The suit also alleges that one of the lead officers with the task force "provided false information" in order to get a warrant to raid the Franco family's home. (That information being the Franco family's address, and not that of their supposedly criminal neighbor Rafael Ybarra.)

And boy, did Ybarra miss out on a horrific raid. Courthouse News reports:

But on the night of July 13, 2010, the task force broke down the Francos' doors, "negligently raided the home of plaintiffs, by raiding the wrong home and physically brutalizing all the above-named occupants of said house," the complaint states.

Even after learning that they were in the wrong house, the complaint states, the drug busters stayed in the Francos' home and kept searching it.

They "handcuffed all of the inhabitants of the plaintiffs' home except plaintiff Analese Franco who was forced, virtually naked, from her bed onto the floor at gunpoint by officers of the St. Paul Police Department SWAT team and officers of the St. Paul Police Department."
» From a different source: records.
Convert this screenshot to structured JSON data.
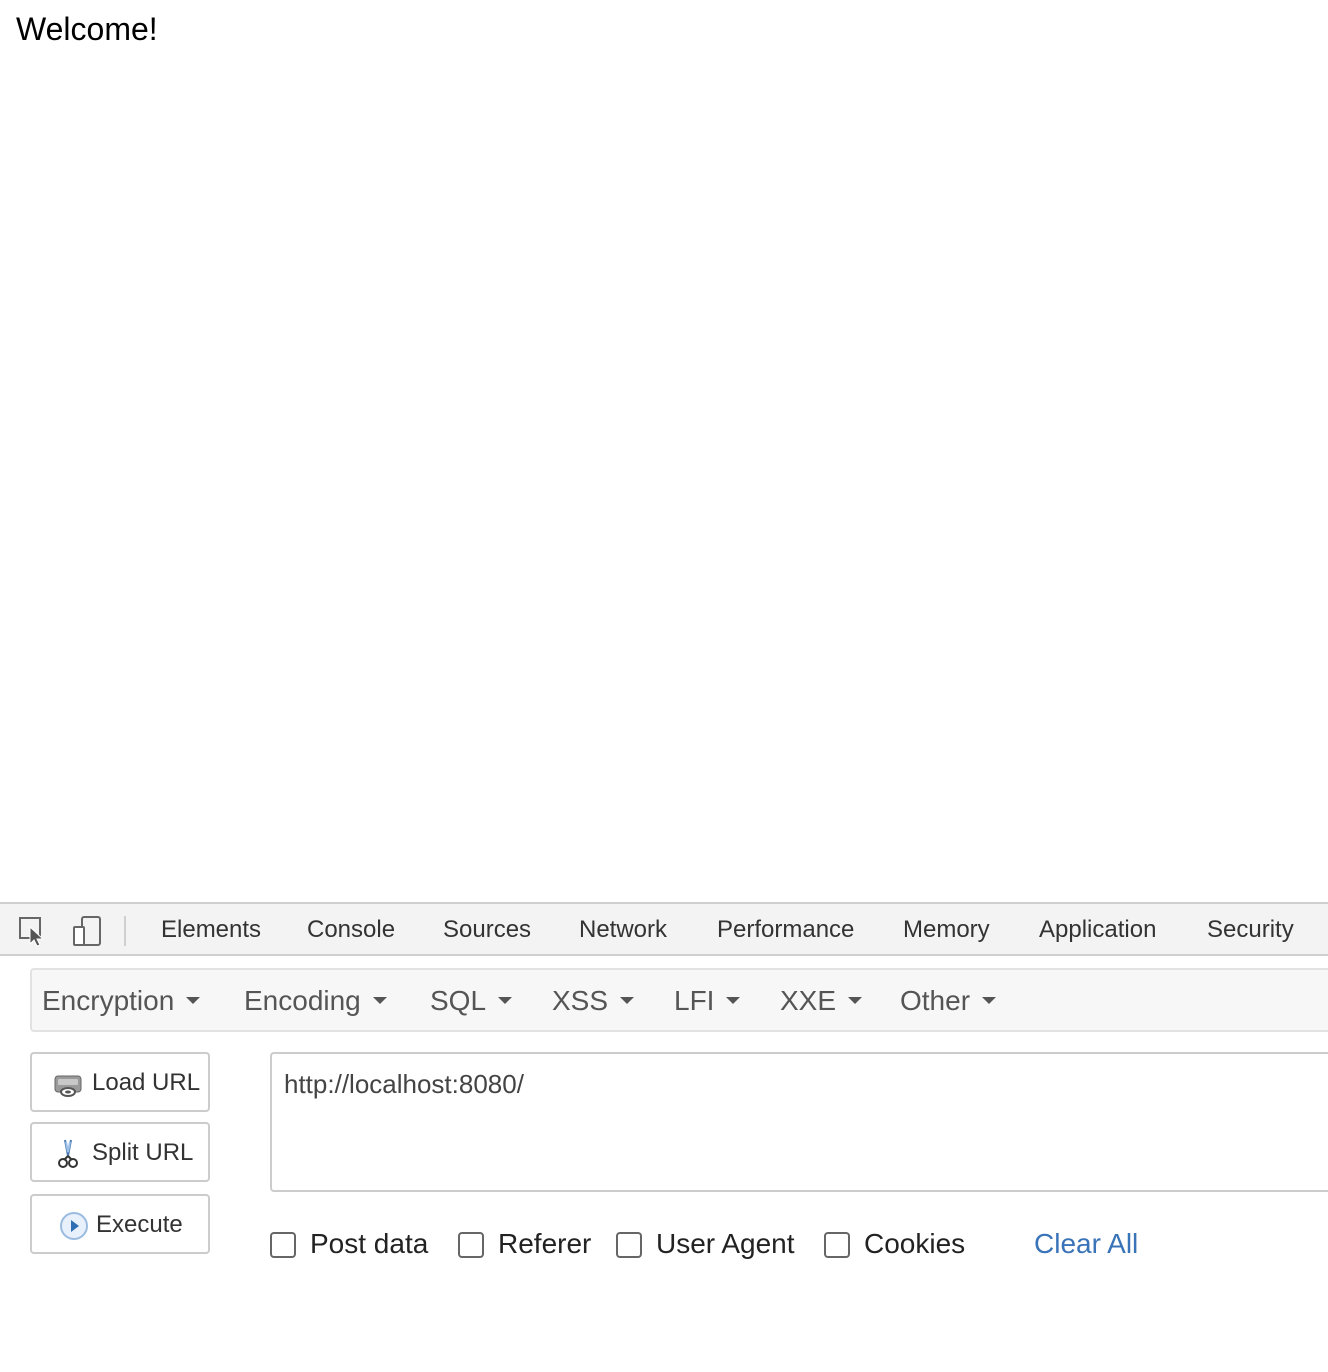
{
  "page": {
    "welcome_text": "Welcome!"
  },
  "devtools": {
    "tabs": [
      {
        "label": "Elements"
      },
      {
        "label": "Console"
      },
      {
        "label": "Sources"
      },
      {
        "label": "Network"
      },
      {
        "label": "Performance"
      },
      {
        "label": "Memory"
      },
      {
        "label": "Application"
      },
      {
        "label": "Security"
      }
    ],
    "icons": {
      "inspect": "inspect-element-icon",
      "device": "device-toolbar-icon"
    }
  },
  "hackbar": {
    "menu": [
      {
        "label": "Encryption"
      },
      {
        "label": "Encoding"
      },
      {
        "label": "SQL"
      },
      {
        "label": "XSS"
      },
      {
        "label": "LFI"
      },
      {
        "label": "XXE"
      },
      {
        "label": "Other"
      }
    ],
    "buttons": {
      "load_url": "Load URL",
      "split_url": "Split URL",
      "execute": "Execute"
    },
    "url_value": "http://localhost:8080/",
    "checkboxes": [
      {
        "label": "Post data",
        "checked": false
      },
      {
        "label": "Referer",
        "checked": false
      },
      {
        "label": "User Agent",
        "checked": false
      },
      {
        "label": "Cookies",
        "checked": false
      }
    ],
    "clear_all": "Clear All",
    "link_color": "#3973b8"
  }
}
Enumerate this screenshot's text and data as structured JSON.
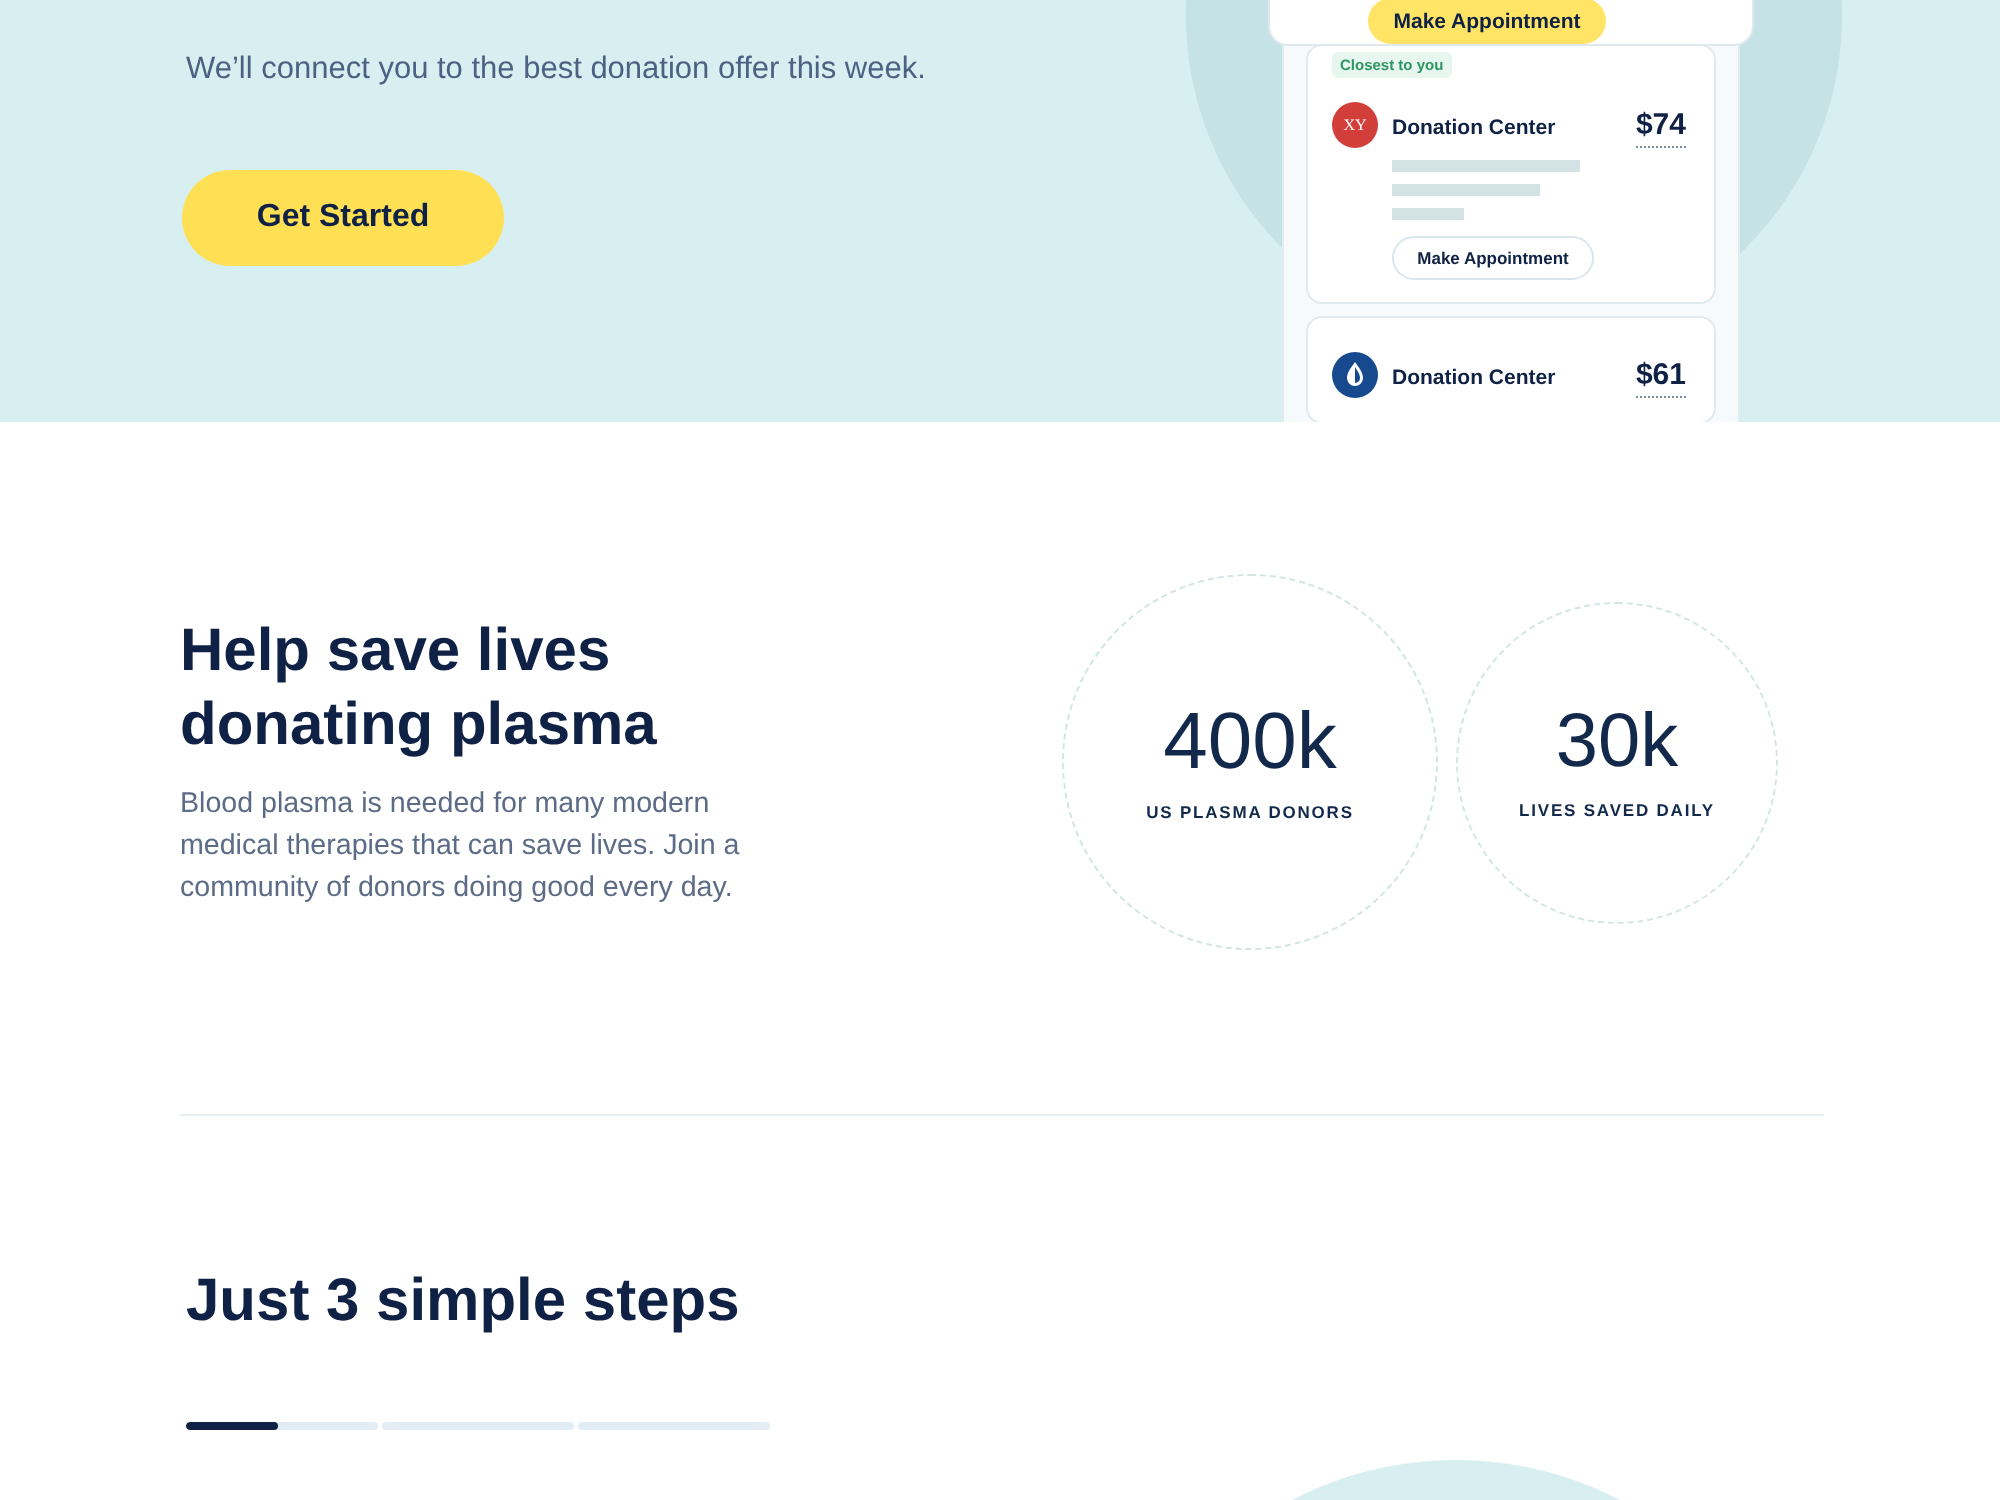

The complaint states: "Upon forcibly breaching the plaintiffs' home, defendants terrorized the plaintiffs at gun and rifle point.

"Each plaintiff was forced to the floor at gun and rifle point and handcuffed behind their backs.

"Defendants shot and killed the family dog and forced the handcuffed children to sit next to the carcass of their dead pet and bloody pet for more than an hour while defendants continued to search the plaintiffs' home."

One child "was kicked in the side, handcuffed and searched at gunpoint," the family says.

Another child, a girl, "a diabetic, was handcuffed at gunpoint and prevented by officer from obtaining and taking her medication, thus induced a diabetic episode as a result of low-blood sugar levels."

Shawn Scovill of the taskforce may have raided the wrong house, but he didn't want to let the opportunity to rifle through someone's things go to waste. So he and his team ransacked the Franco house for over an hour, and managed to find a .22 caliber pistol in the "basement bedroom of Gilbert Castillo," which the suit says they attributed to the head of the Franco household, Roberto Franco. According to the suit, Franco was convicted of unlawful possession of a firearm, and remains behind bars. (If anyone can weigh in on the legal loophole that might allow evidence seized during a wrong-door raid to be used in court, please fill me in. Also, are Minnesota gun laws that strict?) 

Since the DEA is named in the suit, the Francos' legal team will likely find itself going head-to-head with Obama administration lawyers, who argued a similar case earlier this year before the Ninth Circuit. Short recap of the proceedings: The DOJ sought a summary dismissal of a lawsuit filed against seven DEA agents for their rough treatment of a family of four--mother, father, two very young daughters--during a wrong-door raid conducted during the Bush administration. The Ninth Circuit, denied the DOJ's request for a summary dismissal, and drew a bright line between how adults are treated during raids, and how children are treated during raids. 

So there's reason to hope that any request of a summary dismissal of the Francos' case (by local law or federal attorneys) won't fly based simply on allegations that the children were cuffed, kicked, deprived of medicine, and made to sit near their dead pet for an hour. But I don't think suing over the wrong-door aspect will get the Franco family very far, unless they can prove the mistake on the warrant was intentional and that the officers were aware of the address error before the raid was conducted.